Todo fue gradual como una buena novela, como un aprecio bien cimentado, como el cambio de los colores del cielo al amanecer o al ocaso. El asunto inició en el momento preciso en que se abrió la puerta de mi habitación a las 3 de una madrugada, ahora algo lejana, que resultó ser la primera de muchas.
Las tres de la madrugada, esa hora fresca o fría en la que mucha gente tiende a morir y a veces gusta aparecer después de muerta, para desaparecer cuando canta el gallo.
Yo vivo solo. Desde hace décadas nadie tiene llaves, ni acceso, al interior de mi vivienda, por lo que nada ni nadie pudo abrir esa puerta, es decir, ni el viento, ni una persona cercana, ni un animal. Vivo literalmente solo. La puerta simplemente se abrió. Yo desperté de inmediato, pues mi sueño siempre ha sido frágil como un cristal.
Me levanté a revisar la cerradura de la puerta, esta funcionaba sin ningún problema; revisé las ventanas y comprobé que no había nada ni nadie que pudiera haber abierto esa puerta. La cerré de nuevo, cuidadosamente, asegurándome de que quedara bien cerrada. Regresé a la cama y reanudé mi sueño, verificando que nunca es posible retomar un sueño en el punto que se interrumpió.
La siguiente noche, a la misma hora maldita, de muerte y ánimas, me desperté al percibir un aroma extraño. Era un perfume floral, suave y dulce, que no me pareció familiar en absoluto, y no rememoré a ninguna persona que oliera así. Desperté un poco alarmado porque ese aroma significaba que había alguien más en mi habitación. Me levanté para encender la luz. Y no había nada extraño, ninguna presencia visible, nada fuera de lugar. La puerta estaba bien cerrada. El perfume fue desapareciendo conforme yo fui despertando más. Regresé a la cama y comprobé de nuevo que es imposible retomar un sueño en el punto que lo dejamos al despertar.
Cosas similares me sucedieron desde entonces, noche tras noche a lo largo de muchas lunas y cielos nublados, siempre en mi habitación, siempre a la misma hora, siempre un acontecimiento diferente que me despertaba y que hacía que yo me levantara. En esas muchas noches jamás vi nada, jamás un cartero en bicicleta a los pies de mi cama, tampoco aves raras, aunque sí escuché en una ocasión un grito que sonaba a graznido; en otra ocasión fui despertado por un fuerte aleteo sobre mi cama.

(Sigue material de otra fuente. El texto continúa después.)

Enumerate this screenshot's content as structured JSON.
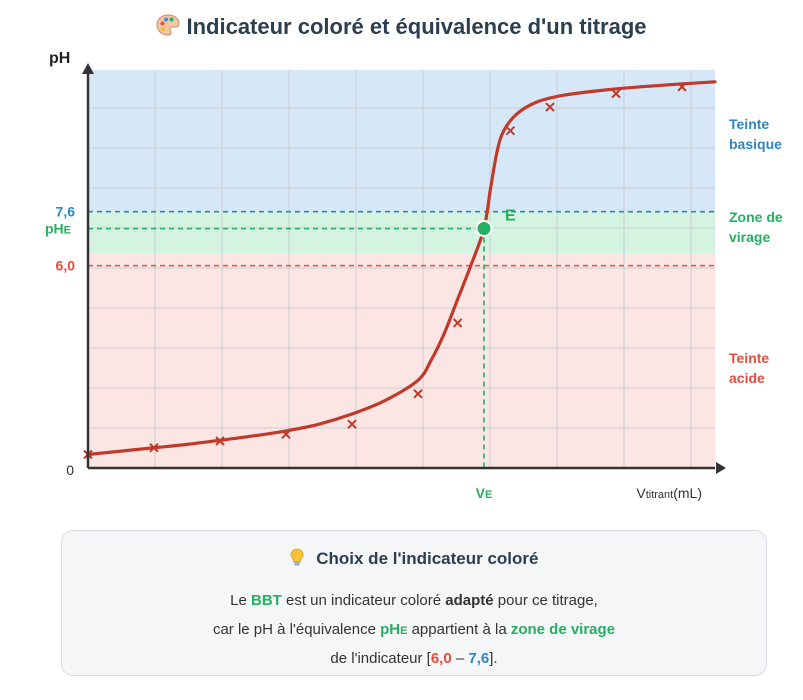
{
  "title": "Indicateur coloré et équivalence d'un titrage",
  "chart_data": {
    "type": "line",
    "ylabel": "pH",
    "xlabel_main": "V",
    "xlabel_sub": "titrant",
    "xlabel_unit": "(mL)",
    "y_origin_label": "0",
    "y_ticks": [
      {
        "label": "7,6",
        "value": 7.6,
        "color": "#2e86c1"
      },
      {
        "label": "6,0",
        "value": 6.0,
        "color": "#e74c3c"
      }
    ],
    "phE_label": {
      "main": "pH",
      "sub": "E"
    },
    "ve_label": {
      "main": "V",
      "sub": "E"
    },
    "equivalence_point": {
      "label": "E",
      "x": 6,
      "y": 7.1
    },
    "zones": [
      {
        "name": "Teinte basique",
        "lines": [
          "Teinte",
          "basique"
        ],
        "from": 7.6,
        "to": 11.8,
        "color": "#2e86c1",
        "fill": "#d6e8f7"
      },
      {
        "name": "Zone de virage",
        "lines": [
          "Zone de",
          "virage"
        ],
        "from": 6.0,
        "to": 7.6,
        "color": "#27ae60",
        "fill": "#d5f3e1"
      },
      {
        "name": "Teinte acide",
        "lines": [
          "Teinte",
          "acide"
        ],
        "from": 0,
        "to": 6.0,
        "color": "#e74c3c",
        "fill": "#fbe6e4"
      }
    ],
    "curve": {
      "x": [
        0,
        0.5,
        1,
        1.5,
        2,
        2.5,
        3,
        3.5,
        4,
        4.5,
        5,
        5.2,
        5.4,
        5.6,
        5.8,
        6.0,
        6.1,
        6.2,
        6.3,
        6.5,
        6.8,
        7.2,
        7.8,
        8.5,
        9.5
      ],
      "y": [
        0.4,
        0.5,
        0.6,
        0.7,
        0.82,
        0.95,
        1.1,
        1.3,
        1.6,
        2.0,
        2.6,
        3.2,
        4.0,
        5.0,
        6.0,
        7.1,
        8.3,
        9.4,
        10.0,
        10.5,
        10.85,
        11.05,
        11.2,
        11.32,
        11.45
      ],
      "color": "#c0392b"
    },
    "points": {
      "x": [
        0,
        1,
        2,
        3,
        4,
        5,
        5.6,
        6.4,
        7,
        8,
        9
      ],
      "y": [
        0.4,
        0.6,
        0.8,
        1.0,
        1.3,
        2.2,
        4.3,
        10.0,
        10.7,
        11.1,
        11.3
      ],
      "color": "#c0392b"
    },
    "xlim": [
      0,
      9.5
    ],
    "ylim": [
      0,
      11.8
    ],
    "grid": true
  },
  "card": {
    "title": "Choix de l'indicateur coloré",
    "line1": {
      "t1": "Le ",
      "bbt": "BBT",
      "t2": " est un indicateur coloré ",
      "adapte": "adapté",
      "t3": " pour ce titrage,"
    },
    "line2": {
      "t1": "car le pH à l'équivalence ",
      "ph": "pH",
      "ph_sub": "E",
      "t2": " appartient à la ",
      "zone": "zone de virage"
    },
    "line3": {
      "t1": "de l'indicateur [",
      "low": "6,0",
      "dash": " – ",
      "high": "7,6",
      "t2": "]."
    }
  }
}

Esta mañana, encontré en un cajón una libreta vieja que por años me sirvió de directorio y agenda. En ella están anotados nombres, direcciones y números telefónicos de todas las personas conocidas mías con las que tuve algún tipo de relación cotidiana. De súbito descubrí que esa libreta es realmente un Libro de los Muertos, pues toda la gente allí anotada ha fallecido. Comprendí que yo he vivido demasiado. A la noche me fui a la cama con esa idea, que me acompañó toda la jornada.

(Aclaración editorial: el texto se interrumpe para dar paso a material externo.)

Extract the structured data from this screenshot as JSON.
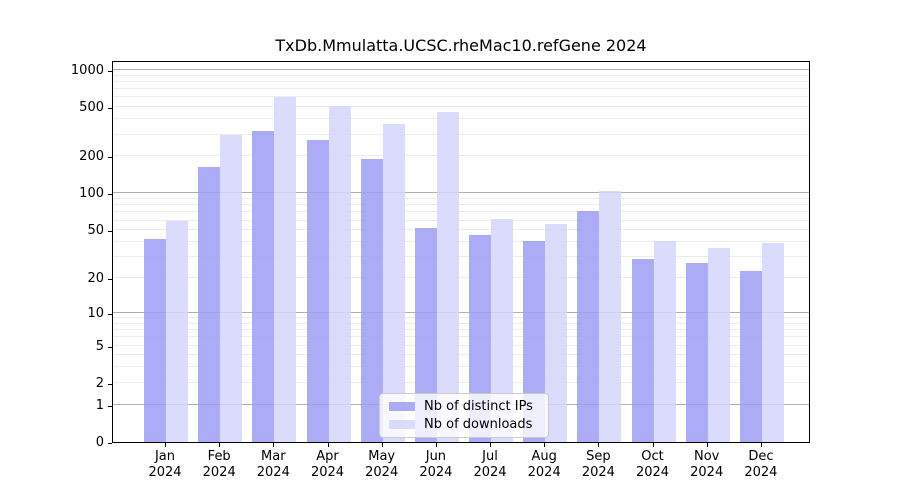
{
  "chart_data": {
    "type": "bar",
    "title": "TxDb.Mmulatta.UCSC.rheMac10.refGene 2024",
    "categories": [
      "Jan 2024",
      "Feb 2024",
      "Mar 2024",
      "Apr 2024",
      "May 2024",
      "Jun 2024",
      "Jul 2024",
      "Aug 2024",
      "Sep 2024",
      "Oct 2024",
      "Nov 2024",
      "Dec 2024"
    ],
    "series": [
      {
        "name": "Nb of distinct IPs",
        "color": "#9c9cf5",
        "values": [
          42,
          165,
          320,
          270,
          190,
          52,
          46,
          41,
          72,
          29,
          27,
          23
        ]
      },
      {
        "name": "Nb of downloads",
        "color": "#d5d5fa",
        "values": [
          60,
          300,
          600,
          515,
          365,
          460,
          62,
          56,
          105,
          41,
          36,
          39
        ]
      }
    ],
    "xlabel": "",
    "ylabel": "",
    "y_axis": {
      "scale": "log1p",
      "ticks": [
        0,
        1,
        2,
        5,
        10,
        20,
        50,
        100,
        200,
        500,
        1000
      ],
      "major_gridlines": [
        1,
        10,
        100,
        1000
      ],
      "ylim": [
        0,
        1200
      ]
    },
    "grid": true,
    "legend": {
      "position": "inside-bottom-center",
      "entries": [
        "Nb of distinct IPs",
        "Nb of downloads"
      ]
    },
    "colors": {
      "major_grid": "#b0b0b0",
      "minor_grid": "#ededed",
      "spine": "#000000",
      "legend_border": "#cccccc"
    }
  }
}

Caí en un sueño profundo sin trabajo alguno, hasta que me despertó la sensación de un frío intenso, como el aliento de una caverna tan oscura como el interior de un cañón. Miré el reloj, eran las 3 de la madrugada (si hubiera sido otra hora me hubiese sorprendido, pero ya me lo esperaba). Y como si fuera cualquier cosa, supe que esta sería mi última despertada.
Me levanté, encendí la luz, tomé mi bolígrafo y libreta de escritos, y escribí todo esto. Las 3 de la madrugada es la hora en que muere mucha gente, ahora lo sé de primera mano.